Logement : des économies, malgré la crise

De la même manière, crise du logement ou pas, Bruno Le Maire a adopté un discours uniquement comptable pour justifier la fin du dispositif Pinel et la restructuration du prêt à taux zéro, annoncée au début du mois. "Cela représente une économie globale de plus de 2 milliards d’euros à terme", s’est-il réjoui. Et tant pis si les professionnels de l’immobilier et du bâtiment dénoncent à cor et à cri les conséquences de ces mesures sur leur activité, déjà en chute libre.

Peu d’économies, beaucoup de perdants ?

"Il existe d’autres chemins que les politiques d’austérité ou les hausses d’impôts", a tenté de positiver Élisabeth Borne, en conclusion de ces Assises des finances publiques. Mais il n’y aura pas de miracle non plus.

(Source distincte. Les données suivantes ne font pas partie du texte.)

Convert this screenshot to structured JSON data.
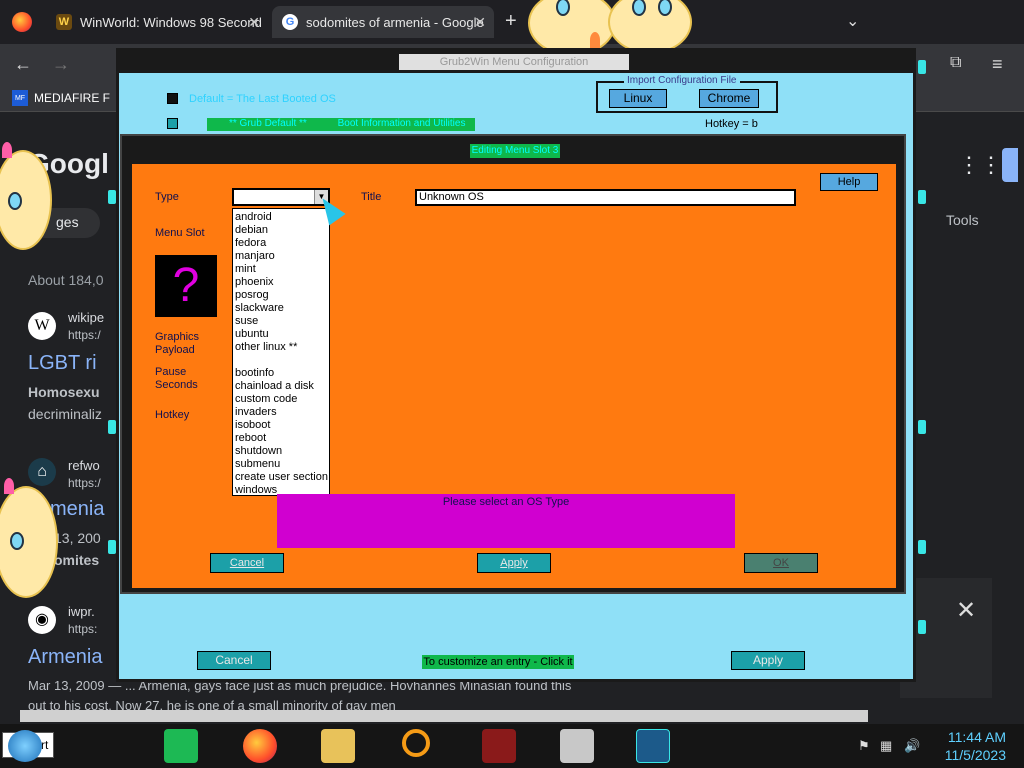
{
  "browser": {
    "tabs": [
      {
        "title": "WinWorld: Windows 98 Second",
        "favicon": "winworld-icon"
      },
      {
        "title": "sodomites of armenia - Google",
        "favicon": "google-icon",
        "active": true
      }
    ],
    "bookmark": "MEDIAFIRE F"
  },
  "google": {
    "logo": "Googl",
    "images_pill": "ges",
    "tools": "Tools",
    "about": "About 184,0",
    "results": [
      {
        "site": "wikipe",
        "url": "https:/",
        "title": "LGBT ri",
        "snippet1": "Homosexu",
        "snippet2": "decriminaliz"
      },
      {
        "site": "refwo",
        "url": "https:/",
        "title": "menia",
        "snippet1": "13, 200",
        "snippet2": "omites"
      },
      {
        "site": "iwpr.",
        "url": "https:",
        "title": "Armenia",
        "snippet1": "Mar 13, 2009 — ... Armenia, gays face just as much prejudice. Hovhannes Minasian found this",
        "snippet2": "out to his cost. Now 27, he is one of a small minority of gay men"
      }
    ]
  },
  "grub_main": {
    "title": "Grub2Win Menu Configuration",
    "default_entry": "Default = The Last Booted OS",
    "grub_default": "** Grub Default **",
    "boot_info": "Boot Information and Utilities",
    "hotkey": "Hotkey = b",
    "import_label": "Import Configuration File",
    "linux_btn": "Linux",
    "chrome_btn": "Chrome",
    "cancel_btn": "Cancel",
    "customize_text": "To customize an entry - Click it",
    "apply_btn": "Apply"
  },
  "dialog": {
    "title": "Editing Menu Slot 3",
    "labels": {
      "type": "Type",
      "menu_slot": "Menu Slot",
      "graphics_payload": "Graphics\nPayload",
      "pause_seconds": "Pause\nSeconds",
      "hotkey": "Hotkey",
      "title": "Title"
    },
    "title_value": "Unknown OS",
    "help_btn": "Help",
    "question_mark": "?",
    "type_options_a": [
      "android",
      "debian",
      "fedora",
      "manjaro",
      "mint",
      "phoenix",
      "posrog",
      "slackware",
      "suse",
      "ubuntu",
      "other linux **"
    ],
    "type_options_b": [
      "bootinfo",
      "chainload a disk",
      "custom code",
      "invaders",
      "isoboot",
      "reboot",
      "shutdown",
      "submenu",
      "create user section",
      "windows"
    ],
    "message": "Please select an OS Type",
    "cancel_btn": "Cancel",
    "apply_btn": "Apply",
    "ok_btn": "OK"
  },
  "taskbar": {
    "search_text": "rt",
    "time": "11:44 AM",
    "date": "11/5/2023"
  },
  "colors": {
    "dialog_bg": "#ff7a10",
    "grub_bg": "#8fe0f7",
    "accent_green": "#0fb84b",
    "message_bg": "#d000d0"
  }
}
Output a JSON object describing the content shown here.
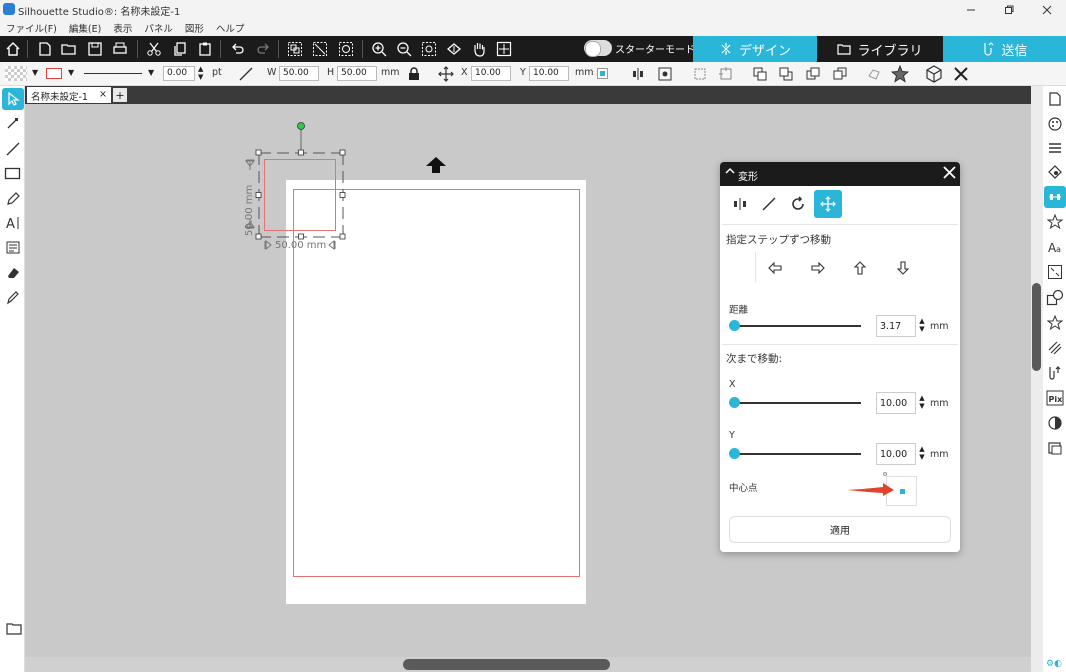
{
  "window": {
    "title": "Silhouette Studio®: 名称未設定-1"
  },
  "menu": [
    "ファイル(F)",
    "編集(E)",
    "表示",
    "パネル",
    "図形",
    "ヘルプ"
  ],
  "toolbar": {
    "starter_mode_label": "スターターモードオフ",
    "tabs": [
      {
        "label": "デザイン",
        "state": "active"
      },
      {
        "label": "ライブラリ",
        "state": "inactive"
      },
      {
        "label": "送信",
        "state": "inactive"
      }
    ]
  },
  "properties": {
    "line_width": "0.00",
    "line_unit": "pt",
    "w_label": "W",
    "w_value": "50.00",
    "h_label": "H",
    "h_value": "50.00",
    "size_unit": "mm",
    "x_label": "X",
    "x_value": "10.00",
    "y_label": "Y",
    "y_value": "10.00",
    "pos_unit": "mm"
  },
  "document": {
    "tab_label": "名称未設定-1",
    "close": "×",
    "add": "+"
  },
  "canvas": {
    "width_dim_label": "50.00 mm",
    "height_dim_label": "50.00 mm"
  },
  "transform_panel": {
    "title": "変形",
    "step_section_label": "指定ステップずつ移動",
    "distance_label": "距離",
    "distance_value": "3.17",
    "distance_unit": "mm",
    "move_to_label": "次まで移動:",
    "x_label": "X",
    "x_value": "10.00",
    "x_unit": "mm",
    "y_label": "Y",
    "y_value": "10.00",
    "y_unit": "mm",
    "center_label": "中心点",
    "apply_label": "適用"
  },
  "colors": {
    "accent": "#29b6d8",
    "toolbar_bg": "#1b1b1b",
    "annotation_arrow": "#e0442c",
    "shape_stroke": "#e57373"
  }
}
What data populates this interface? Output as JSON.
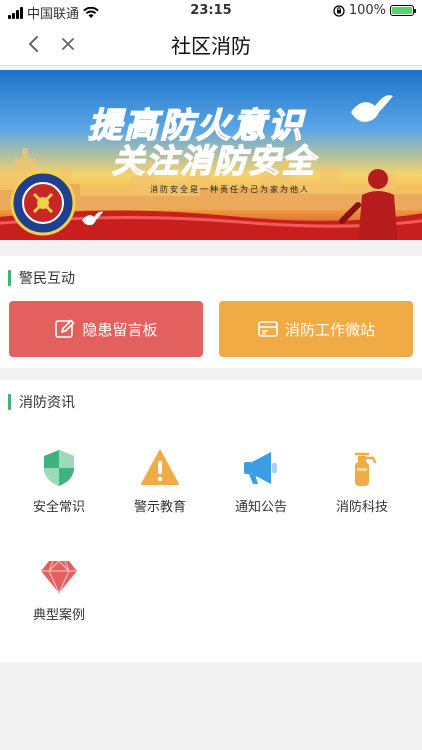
{
  "status_bar": {
    "carrier": "中国联通",
    "time": "23:15",
    "battery": "100%",
    "battery_level": 1.0
  },
  "nav": {
    "title": "社区消防"
  },
  "banner": {
    "line1": "提高防火意识",
    "line2": "关注消防安全",
    "slogan": "消防安全是一种责任为己为家为他人"
  },
  "sections": {
    "interaction": {
      "title": "警民互动",
      "buttons": [
        {
          "label": "隐患留言板",
          "icon": "edit-icon",
          "color": "#e2605e"
        },
        {
          "label": "消防工作微站",
          "icon": "card-icon",
          "color": "#f0ab44"
        }
      ]
    },
    "news": {
      "title": "消防资讯",
      "items": [
        {
          "label": "安全常识",
          "icon": "shield-icon",
          "color": "#3fb37f"
        },
        {
          "label": "警示教育",
          "icon": "warning-icon",
          "color": "#f0ab44"
        },
        {
          "label": "通知公告",
          "icon": "megaphone-icon",
          "color": "#3a9ee4"
        },
        {
          "label": "消防科技",
          "icon": "extinguisher-icon",
          "color": "#f0ab44"
        },
        {
          "label": "典型案例",
          "icon": "diamond-icon",
          "color": "#e2605e"
        }
      ]
    }
  },
  "colors": {
    "accent_green": "#43b36f",
    "red": "#e2605e",
    "orange": "#f0ab44"
  }
}
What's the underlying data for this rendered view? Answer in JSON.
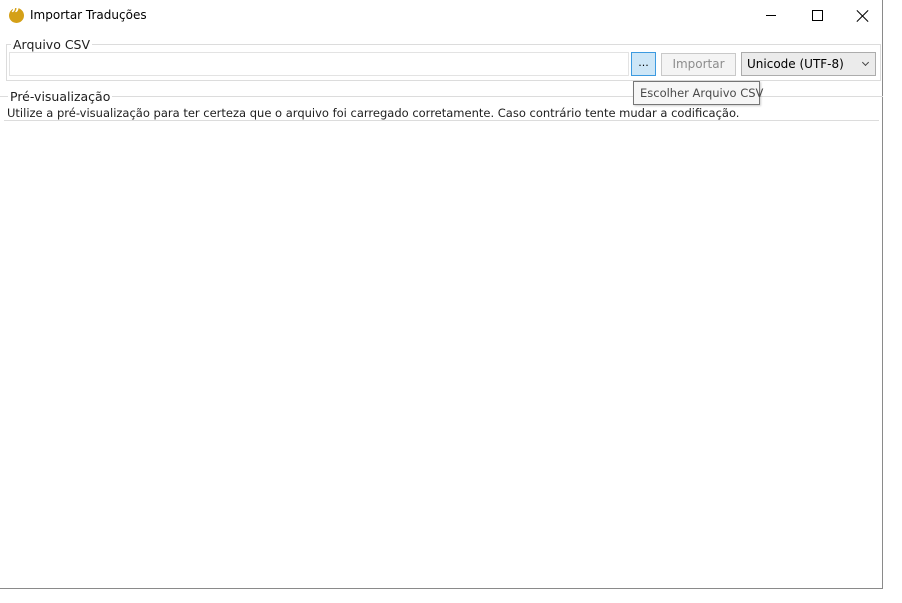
{
  "window": {
    "title": "Importar Traduções",
    "app_icon": "speech-bubble-quote-icon",
    "controls": {
      "minimize": "minimize-icon",
      "maximize": "maximize-icon",
      "close": "close-icon"
    }
  },
  "csv_group": {
    "label": "Arquivo CSV",
    "file_path": "",
    "browse_label": "...",
    "browse_tooltip": "Escolher Arquivo CSV",
    "import_label": "Importar",
    "encoding_selected": "Unicode (UTF-8)"
  },
  "preview_group": {
    "label": "Pré-visualização",
    "description": "Utilize a pré-visualização para ter certeza que o arquivo foi carregado corretamente. Caso contrário tente mudar a codificação."
  },
  "colors": {
    "accent": "#3c9ae0",
    "app_icon": "#d4a017"
  }
}
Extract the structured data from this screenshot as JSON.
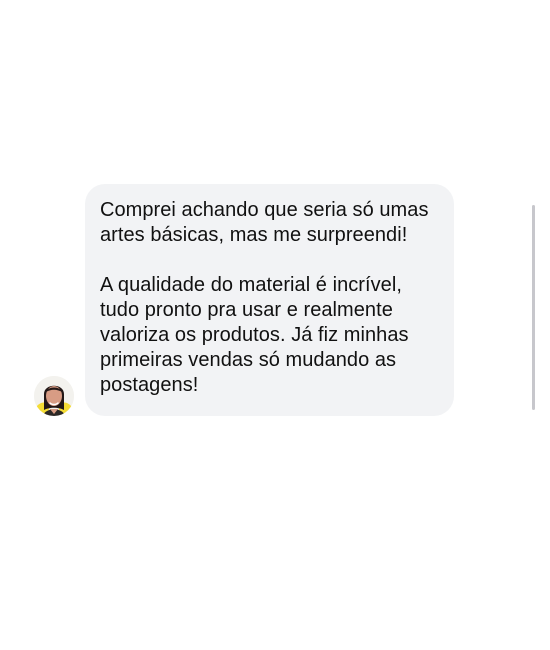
{
  "conversation": {
    "message": {
      "paragraphs": [
        "Comprei achando que seria só umas\nartes básicas, mas me surpreendi!",
        "A qualidade do material é incrível,\ntudo pronto pra usar e realmente\nvaloriza os produtos. Já fiz minhas\nprimeiras vendas só mudando as\npostagens!"
      ]
    },
    "avatar": {
      "icon": "user-avatar-icon"
    }
  },
  "colors": {
    "background": "#ffffff",
    "bubble": "#f2f3f5",
    "text": "#111111",
    "scrollbar": "#c7c7cc"
  }
}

Même si la Première ministre compte sur l’augmentation de la croissance économique et les réformes en cours (retraites, plein-emploi, lutte contre les fraudes…) pour "dégager des marges de manœuvre", le prochain budget risque quand même de déclencher une pluie de mécontentement, pour une goutte d’eau de désendettement. Les 10 milliards d’économies présentées aujourd’hui ne représentent, après tout, que 0,65 % des dépenses réalisées par les administrations publiques en 2022. Et 0,34 % des 2 950 milliards d’euros que représente leur dette.